Four: Increase flexibility
If you do your exercises with a maximum range of motion, your flexibility will increase over time. However, for this to work, the onus is on you to make sure that it is full-range. If you have difficulty moving it to full-range, use lighter resistance.
Five: You’ll reduce joint pain
There is a common misconception that you might have heard before, which is that squats are bad for your knees. The reality is that it is not as simple as that. Proper strength training can be a solution to joint-related problems, because stronger muscles will hold your joints in position better. As always, however, proceed with caution.
Six: You’ll burn more fat
Once again, we always associate fat burning with cardio, and that is absolutely true. However, strength training can also result in weight lost via different mechanisms, some of which are more beneficial. In fact, some recent research has shown that while cardio will burn muscle and fat, weight training burns almost exclusively fat, because muscles are required for the exercise.
Seven: You’ll burn more calories at rest
This point is somewhat similar to the previous one, with a twist. You see, when you perform cardio, most of your fat loss occurs during the workout. If you develop muscle via strength training, you will be burning more calories while being at rest. The reason for this is because muscles require more calories to maintain than fat. Think about it.
Eight: It’ll improve your cardio performance
Okay, I know it seems like I am comparing weight training to cardio as though they are sworn enemies, but this is not what I’m doing. In fact, I’m saying that good strength training will prime your muscles to be better prepared for cardio conditioning exercises like biking and running. So consider that an added bonus!

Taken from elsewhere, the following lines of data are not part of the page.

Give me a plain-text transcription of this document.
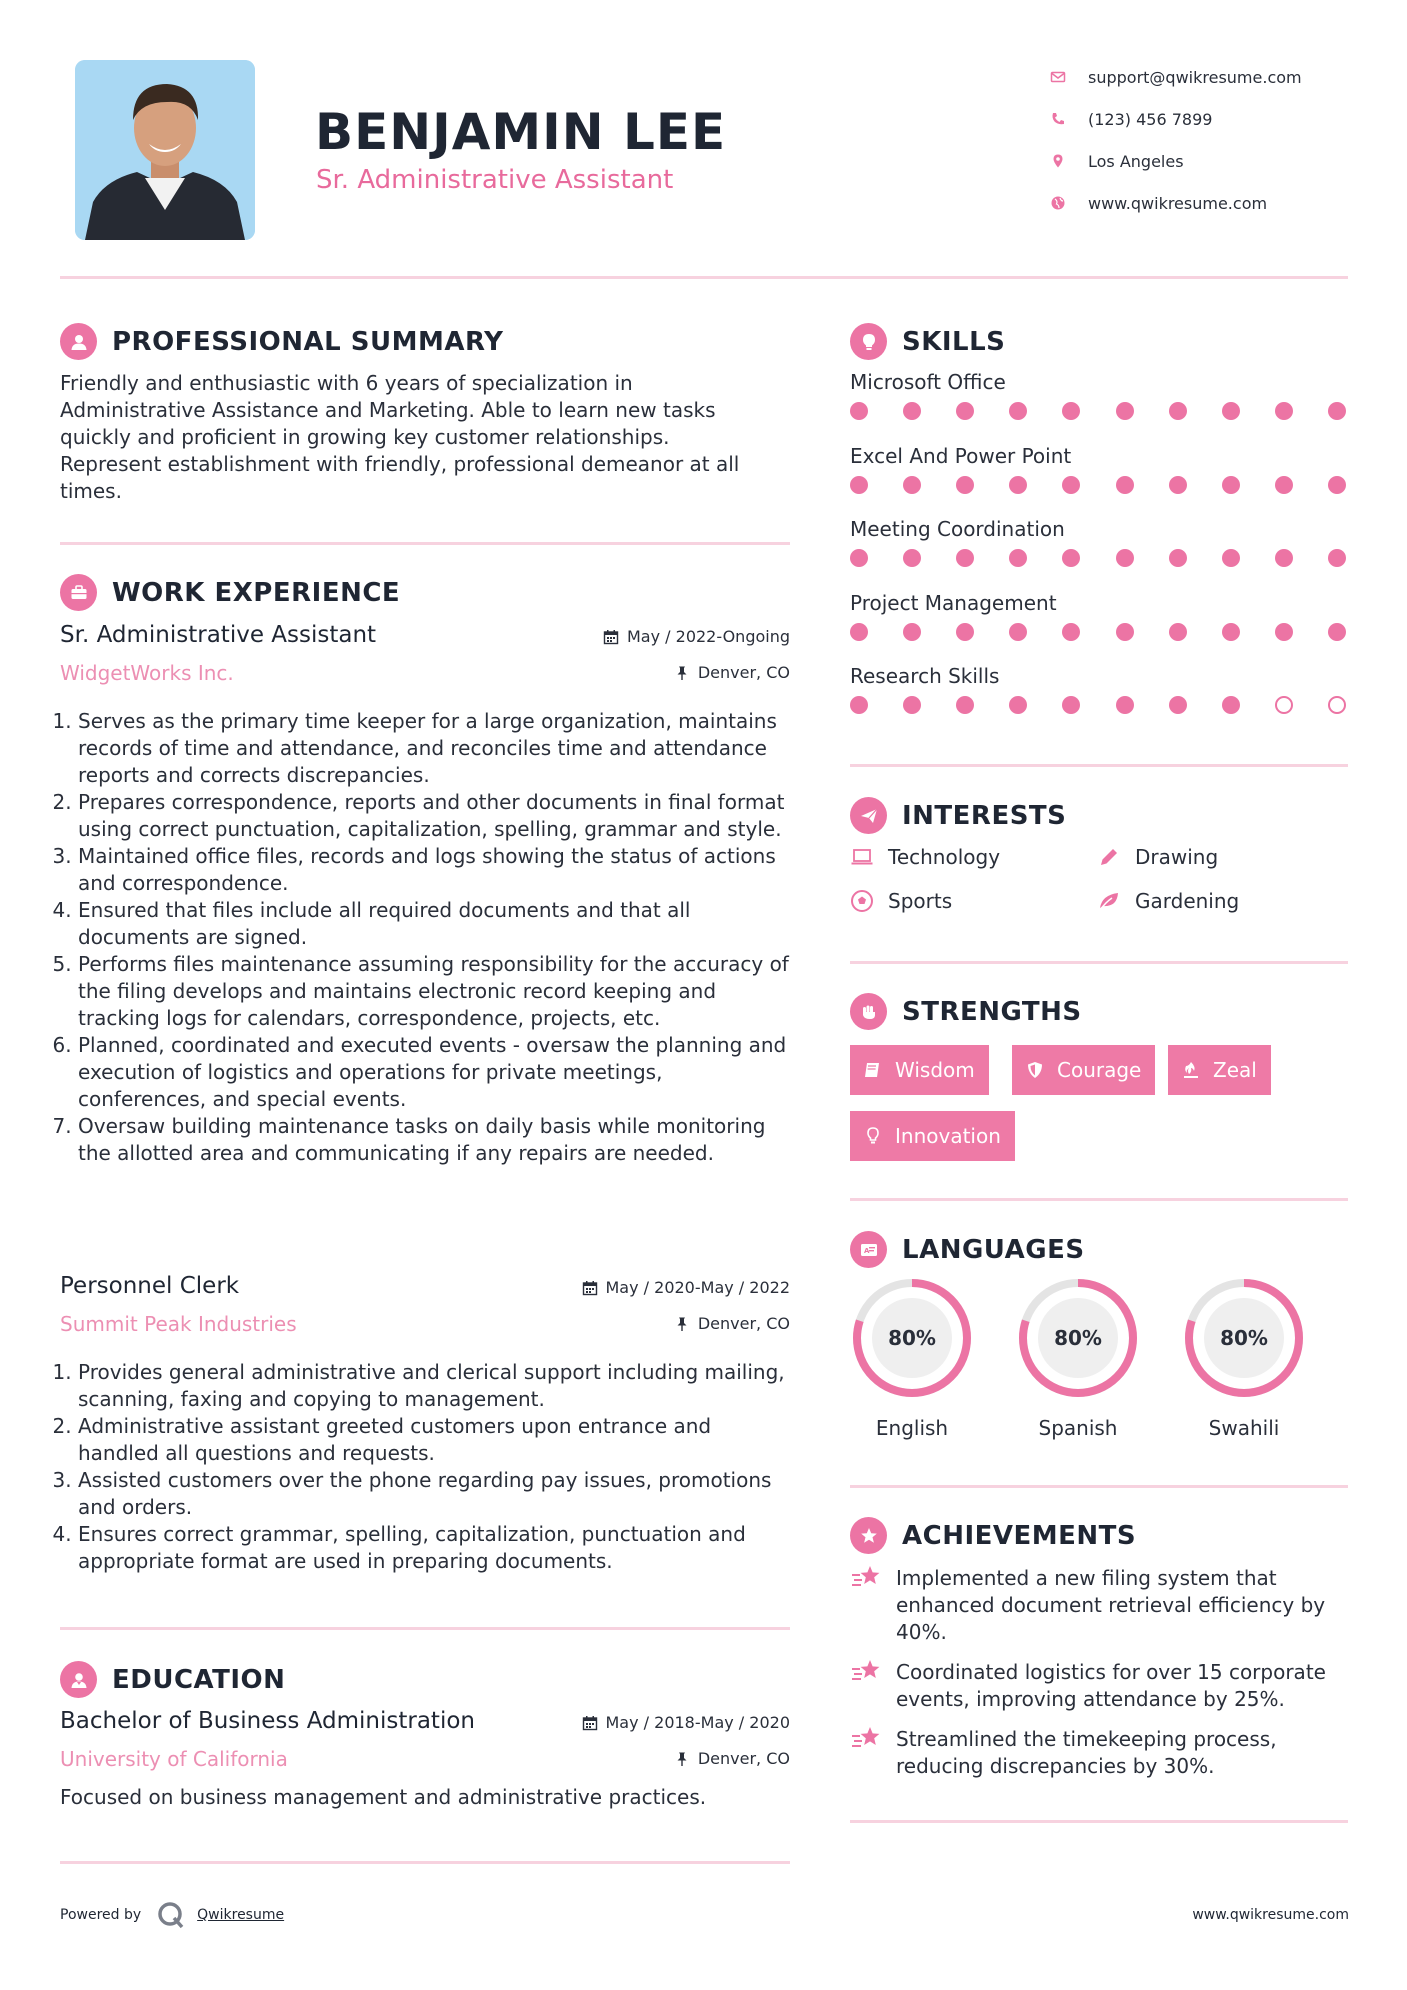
BENJAMIN LEE
Sr. Administrative Assistant
support@qwikresume.com
(123) 456 7899
Los Angeles
www.qwikresume.com
PROFESSIONAL SUMMARY
Friendly and enthusiastic with 6 years of specialization in
Administrative Assistance and Marketing. Able to learn new tasks
quickly and proficient in growing key customer relationships.
Represent establishment with friendly, professional demeanor at all
times.
WORK EXPERIENCE
Sr. Administrative Assistant	May / 2022-Ongoing
WidgetWorks Inc.	Denver, CO
1. Serves as the primary time keeper for a large organization, maintains records of time and attendance, and reconciles time and attendance reports and corrects discrepancies.
2. Prepares correspondence, reports and other documents in final format using correct punctuation, capitalization, spelling, grammar and style.
3. Maintained office files, records and logs showing the status of actions and correspondence.
4. Ensured that files include all required documents and that all documents are signed.
5. Performs files maintenance assuming responsibility for the accuracy of the filing develops and maintains electronic record keeping and tracking logs for calendars, correspondence, projects, etc.
6. Planned, coordinated and executed events - oversaw the planning and execution of logistics and operations for private meetings, conferences, and special events.
7. Oversaw building maintenance tasks on daily basis while monitoring the allotted area and communicating if any repairs are needed.
Personnel Clerk	May / 2020-May / 2022
Summit Peak Industries	Denver, CO
1. Provides general administrative and clerical support including mailing, scanning, faxing and copying to management.
2. Administrative assistant greeted customers upon entrance and handled all questions and requests.
3. Assisted customers over the phone regarding pay issues, promotions and orders.
4. Ensures correct grammar, spelling, capitalization, punctuation and appropriate format are used in preparing documents.
EDUCATION
Bachelor of Business Administration	May / 2018-May / 2020
University of California	Denver, CO
Focused on business management and administrative practices.
SKILLS
Microsoft Office
Excel And Power Point
Meeting Coordination
Project Management
Research Skills
INTERESTS
Technology	Drawing
Sports	Gardening
STRENGTHS
Wisdom	Courage	Zeal
Innovation
A LANGUAGES
80%
English
80%
Spanish
80%
Swahili
ACHIEVEMENTS
Implemented a new filing system that enhanced document retrieval efficiency by 40%.
Coordinated logistics for over 15 corporate events, improving attendance by 25%.
Streamlined the timekeeping process, reducing discrepancies by 30%.
Powered by	Qwikresume	www.qwikresume.com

Nine: You might drop a dress size
Once again, I need to clean out the common misconception that weight training bulks up women. But that is not true. As long as you are building the muscle and cleaning off the fat, you’ll become smaller in size. After all, muscle cells are smaller than fat cells. And it would take a lot of effort and hormonal interjection to get as huge as female bodybuilders. I hope I have made this clear!
Alright, so with this word of encouragement, ladies, go forth and don’t be afraid of incorporating strength training into your workout routine! And don’t be afraid to increase your resistance. As fitness expert Jackie Burgmann says “we’re women, not newborns”. No need to go soft on the weights, as long as it’s right for you!